For Oracle, the challenge is balancing this opportunity with the cost of transformation. Reducing headcount and reorganising teams may help the company control expenses, but the scale of severance costs shows that the transition is significant.
AI Is Reshaping the Technology Workforce
Oracle’s workforce reduction reflects a larger pattern in the tech industry. Many technology companies are investing heavily in AI while simultaneously reducing roles in areas they see as less aligned with future growth. In some cases, AI is being used to automate internal workflows. In others, companies are cutting costs to free up capital for AI infrastructure and product development.

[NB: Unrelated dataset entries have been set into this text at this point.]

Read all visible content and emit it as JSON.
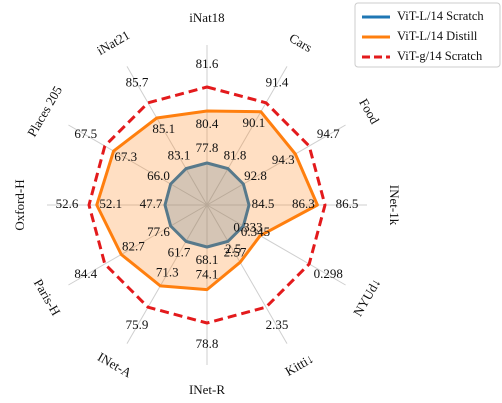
{
  "chart_data": {
    "type": "radar",
    "categories": [
      "iNat18",
      "Cars",
      "Food",
      "INet-1k",
      "NYUd↓",
      "Kitti↓",
      "INet-R",
      "INet-A",
      "Paris-H",
      "Oxford-H",
      "Places 205",
      "iNat21"
    ],
    "reverse_axes": [
      4,
      5
    ],
    "legend": "upper right",
    "series": [
      {
        "name": "ViT-L/14 Scratch",
        "color": "#1f77b4",
        "linestyle": "solid",
        "fill": true,
        "values": [
          77.8,
          81.8,
          92.8,
          84.5,
          0.345,
          2.57,
          68.1,
          61.7,
          77.6,
          47.7,
          66.0,
          83.1
        ],
        "value_labels": [
          "77.8",
          "81.8",
          "92.8",
          "84.5",
          "0.345",
          "2.57",
          "68.1",
          "61.7",
          "77.6",
          "47.7",
          "66.0",
          "83.1"
        ]
      },
      {
        "name": "ViT-L/14 Distill",
        "color": "#ff7f0e",
        "linestyle": "solid",
        "fill": true,
        "values": [
          80.4,
          90.1,
          94.3,
          86.3,
          0.333,
          2.5,
          74.1,
          71.3,
          82.7,
          52.1,
          67.3,
          85.1
        ]
      },
      {
        "name": "ViT-g/14 Scratch",
        "color": "#e31a1c",
        "linestyle": "dashed",
        "fill": false,
        "values": [
          81.6,
          91.4,
          94.7,
          86.5,
          0.298,
          2.35,
          78.8,
          75.9,
          84.4,
          52.6,
          67.5,
          85.7
        ]
      }
    ]
  }
}
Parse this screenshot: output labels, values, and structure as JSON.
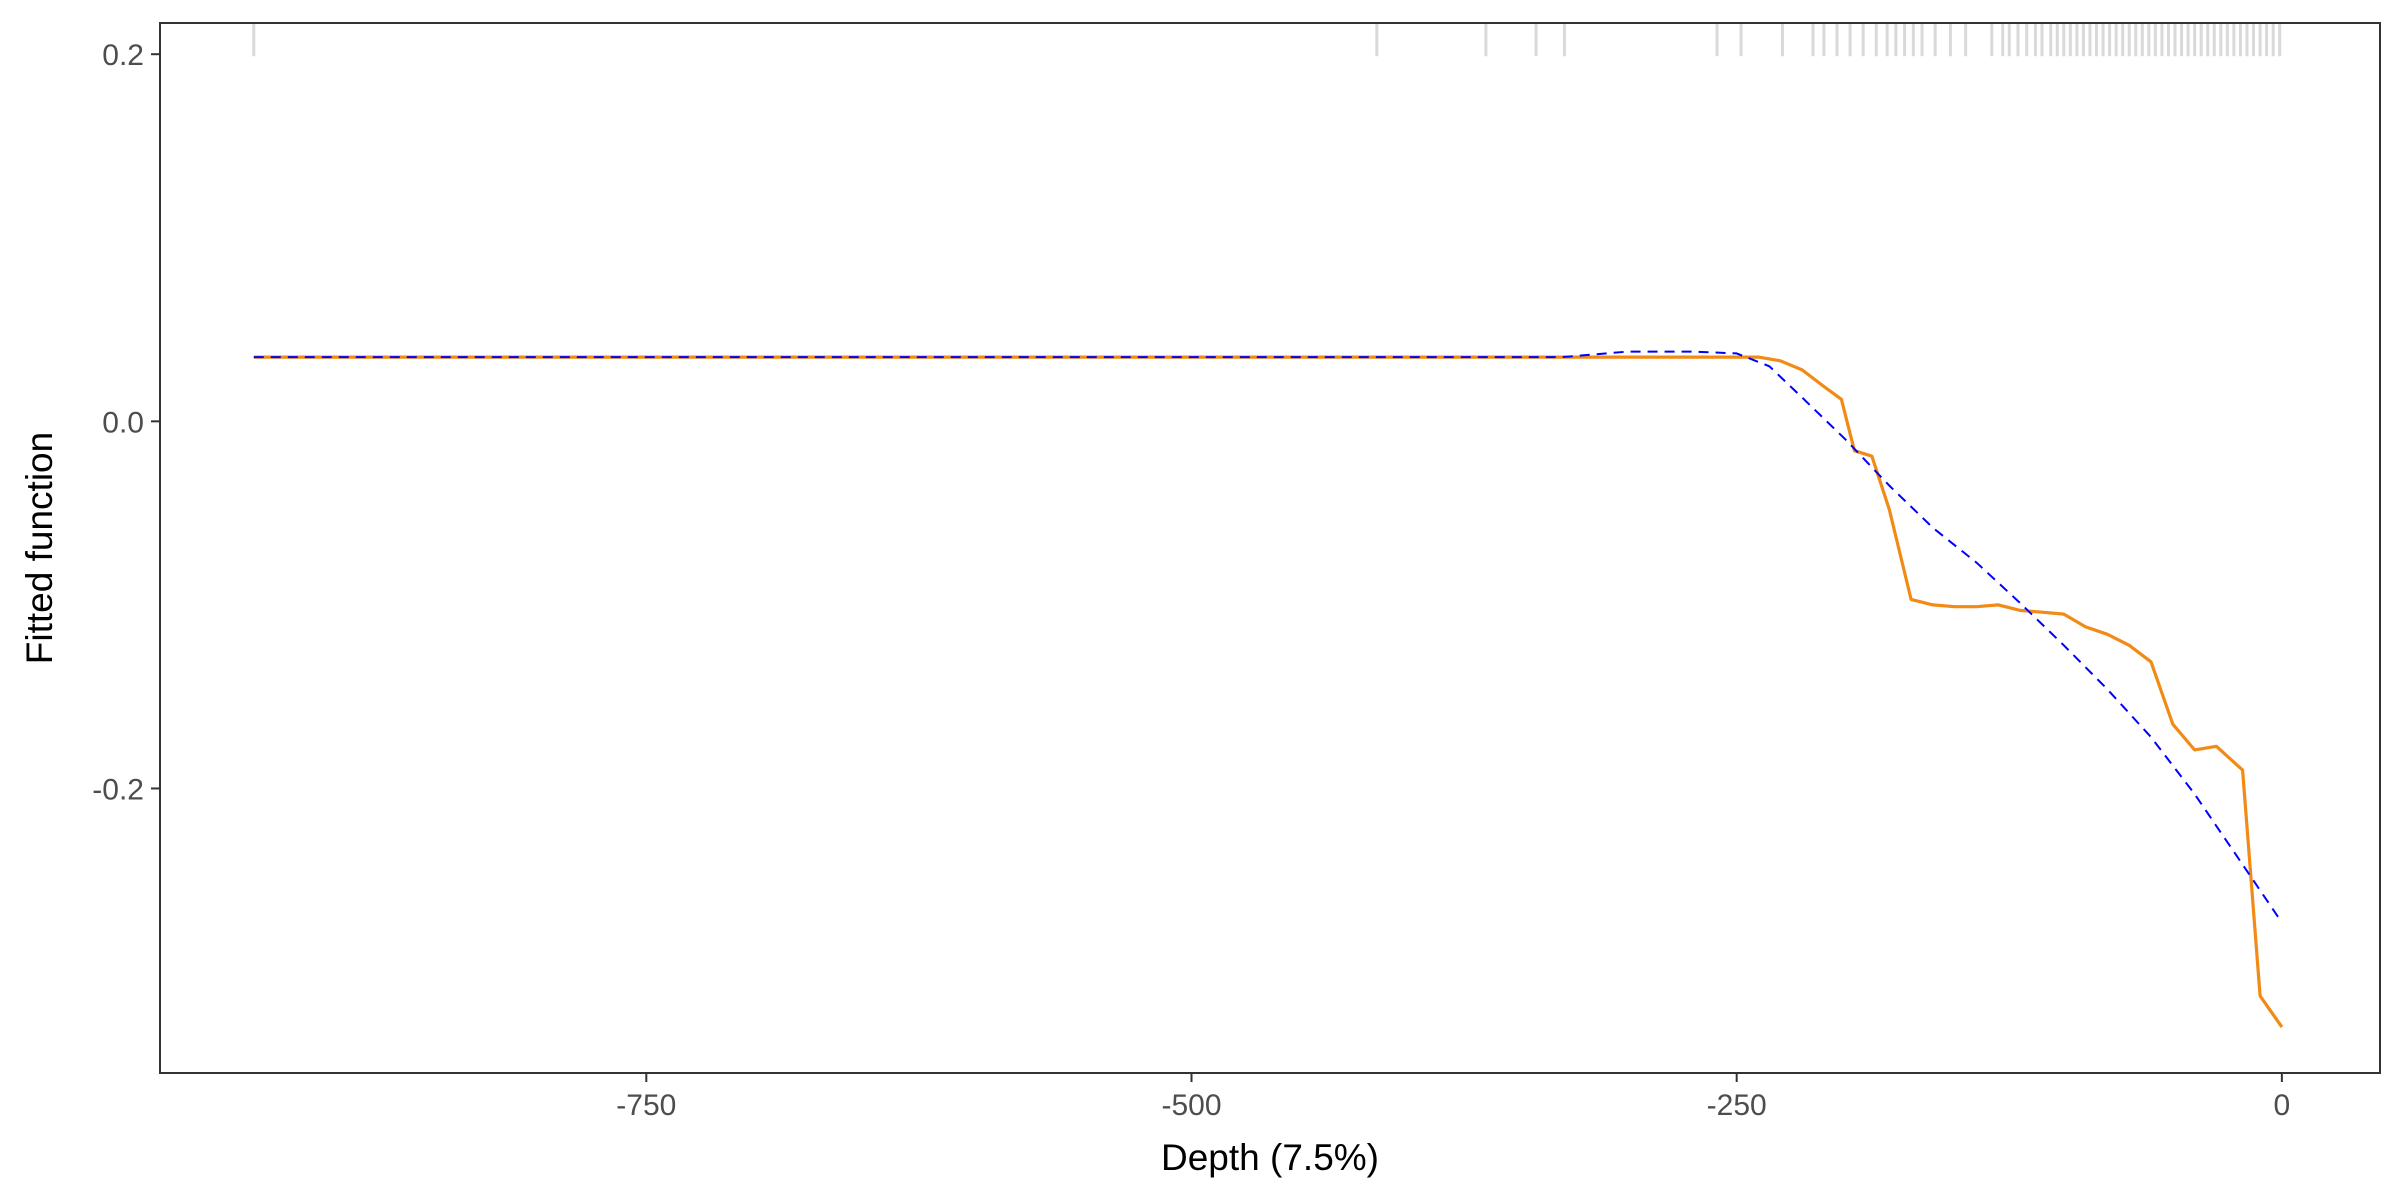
{
  "chart_data": {
    "type": "line",
    "title": "",
    "xlabel": "Depth  (7.5%)",
    "ylabel": "Fitted function",
    "xlim": [
      -973,
      45
    ],
    "ylim": [
      -0.355,
      0.217
    ],
    "x_ticks": [
      {
        "value": -750,
        "label": "-750"
      },
      {
        "value": -500,
        "label": "-500"
      },
      {
        "value": -250,
        "label": "-250"
      },
      {
        "value": 0,
        "label": "0"
      }
    ],
    "y_ticks": [
      {
        "value": 0.2,
        "label": "0.2"
      },
      {
        "value": 0.0,
        "label": "0.0"
      },
      {
        "value": -0.2,
        "label": "-0.2"
      }
    ],
    "grid": false,
    "legend": "none",
    "series": [
      {
        "style": "solid",
        "color": "#F28A16",
        "x": [
          -930,
          -500,
          -250,
          -240,
          -230,
          -220,
          -210,
          -202,
          -196,
          -188,
          -180,
          -170,
          -160,
          -150,
          -140,
          -130,
          -120,
          -110,
          -100,
          -90,
          -80,
          -70,
          -60,
          -50,
          -40,
          -30,
          -18,
          -10,
          0
        ],
        "y": [
          0.035,
          0.035,
          0.035,
          0.035,
          0.033,
          0.028,
          0.019,
          0.012,
          -0.016,
          -0.019,
          -0.048,
          -0.097,
          -0.1,
          -0.101,
          -0.101,
          -0.1,
          -0.103,
          -0.104,
          -0.105,
          -0.112,
          -0.116,
          -0.122,
          -0.131,
          -0.165,
          -0.179,
          -0.177,
          -0.19,
          -0.313,
          -0.33
        ]
      },
      {
        "style": "dashed",
        "color": "#0000FF",
        "x": [
          -930,
          -500,
          -330,
          -300,
          -270,
          -250,
          -235,
          -220,
          -200,
          -180,
          -160,
          -140,
          -120,
          -100,
          -80,
          -60,
          -40,
          -20,
          0
        ],
        "y": [
          0.035,
          0.035,
          0.035,
          0.038,
          0.038,
          0.037,
          0.03,
          0.013,
          -0.01,
          -0.035,
          -0.058,
          -0.077,
          -0.099,
          -0.122,
          -0.146,
          -0.172,
          -0.203,
          -0.238,
          -0.273
        ]
      }
    ],
    "rug": {
      "color": "#D9D9D9",
      "x": [
        -930,
        -415,
        -365,
        -342,
        -329,
        -259,
        -248,
        -229,
        -215,
        -210,
        -204,
        -198,
        -192,
        -186,
        -181,
        -177,
        -173,
        -169,
        -165,
        -159,
        -152,
        -145,
        -133,
        -128,
        -125,
        -121,
        -117,
        -113,
        -110,
        -106,
        -103,
        -100,
        -97,
        -94,
        -91,
        -88,
        -85,
        -82,
        -79,
        -76,
        -73,
        -70,
        -67,
        -64,
        -61,
        -58,
        -55,
        -52,
        -49,
        -46,
        -43,
        -40,
        -37,
        -34,
        -31,
        -28,
        -25,
        -22,
        -19,
        -16,
        -13,
        -10,
        -7,
        -4,
        -1
      ]
    }
  }
}
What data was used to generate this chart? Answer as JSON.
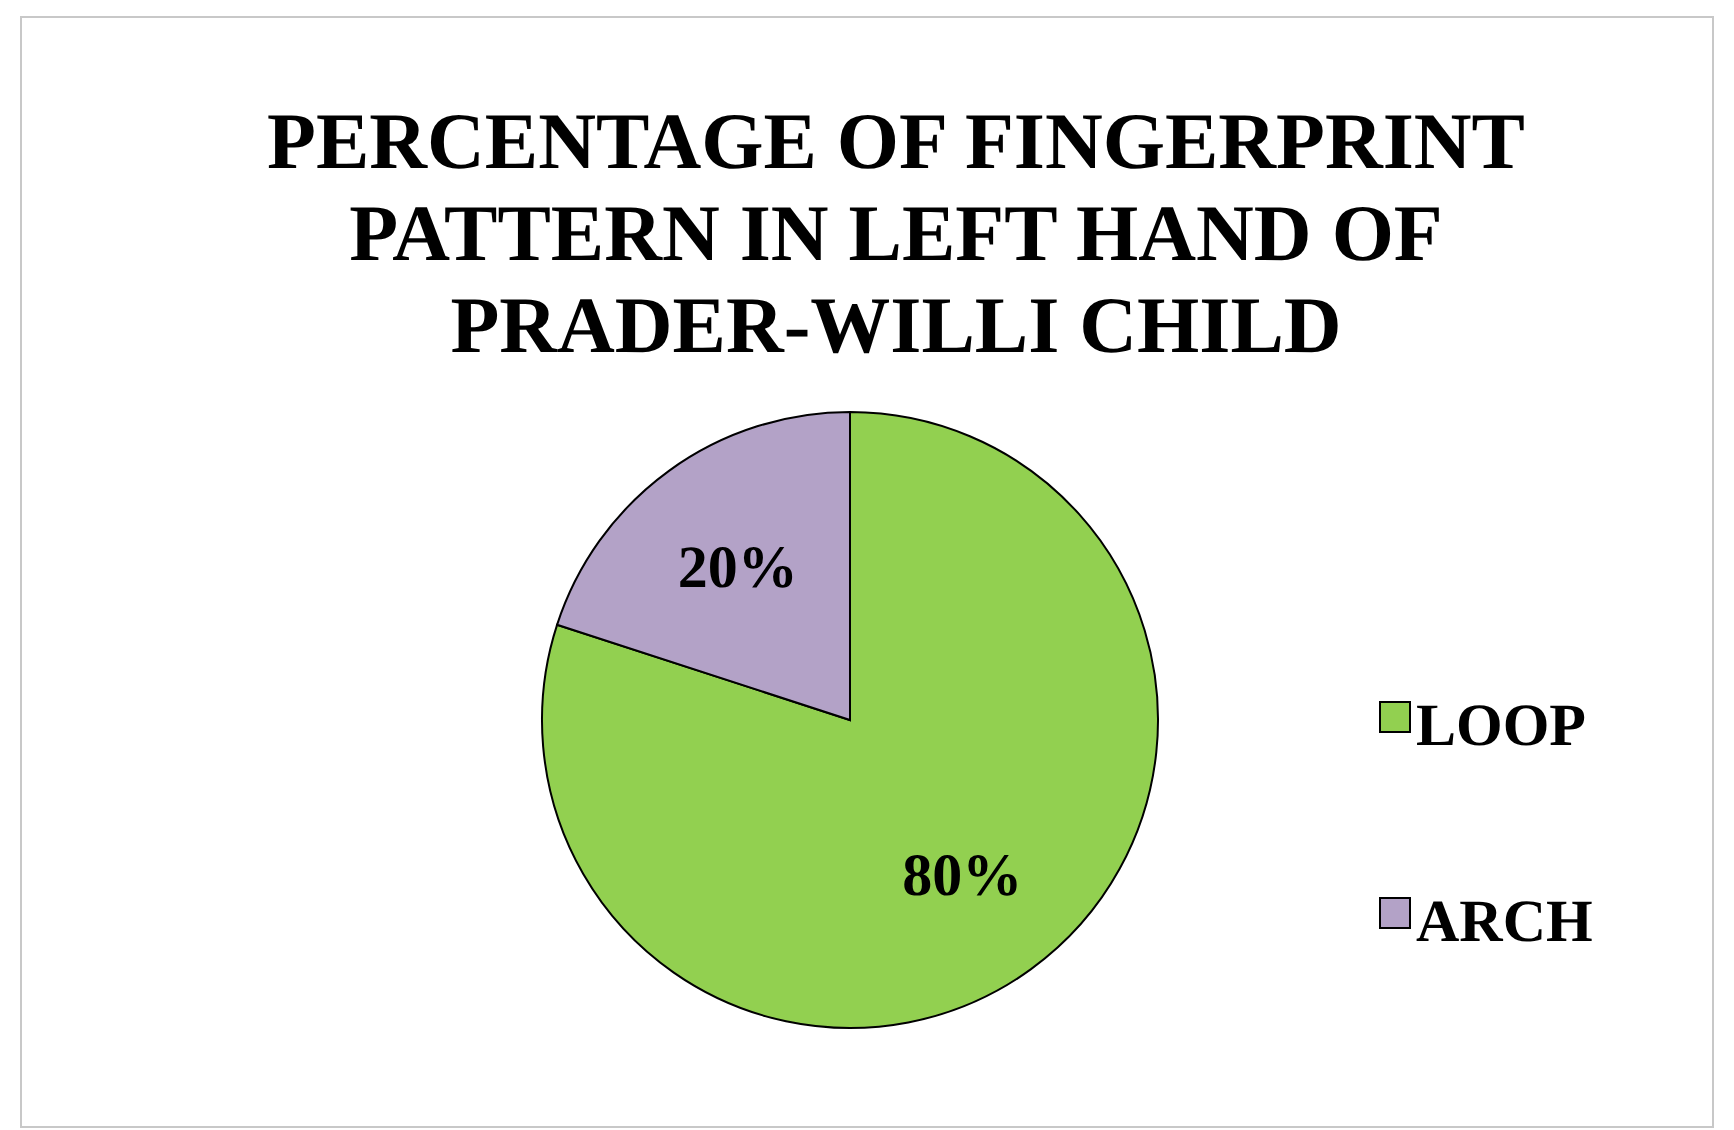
{
  "chart_data": {
    "type": "pie",
    "title": "PERCENTAGE OF FINGERPRINT PATTERN IN LEFT HAND OF PRADER-WILLI CHILD",
    "categories": [
      "LOOP",
      "ARCH"
    ],
    "values": [
      80,
      20
    ],
    "colors": [
      "#92d050",
      "#b3a2c7"
    ],
    "value_labels": [
      "80%",
      "20%"
    ],
    "legend": "right"
  }
}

This trend has created uncertainty for employees across the sector, especially in roles linked to operations, support, administration and certain product functions. At the same time, demand is rising for workers with skills in AI engineering, cloud infrastructure, data systems, cybersecurity and machine learning operations. Companies are also using AI recruiting tools to identify talent for these new technical roles more efficiently. This shift has also raised a bigger question for the labour market: will AI create good jobs for young skilled workers, or mainly replace existing roles?
What This Means for the Tech Industry
Oracle’s latest workforce figures show that AI adoption is not only changing products and services. It is also reshaping how major technology companies organise themselves. The company is trying to position itself for the next phase of cloud and AI growth, but doing so has involved major job reductions and a sharp increase in restructuring costs.
For the wider industry, the message is clear: companies are entering a period where AI investment, infrastructure spending and workforce restructuring are increasingly connected.
Final Thoughts
Oracle’s workforce decline of about 21,000 employees highlights the scale of change taking place inside major technology companies as AI adoption accelerates. The company is pushing aggressively into AI infrastructure through large data centre deals and major capital spending plans, but that shift has come alongside restructuring, severance costs and job cuts.
As the AI race intensifies, Oracle’s experience may become part of a wider pattern: tech companies investing more heavily in autonomous systems and cloud infrastructure while reshaping their workforces for a new era of artificial intelligence.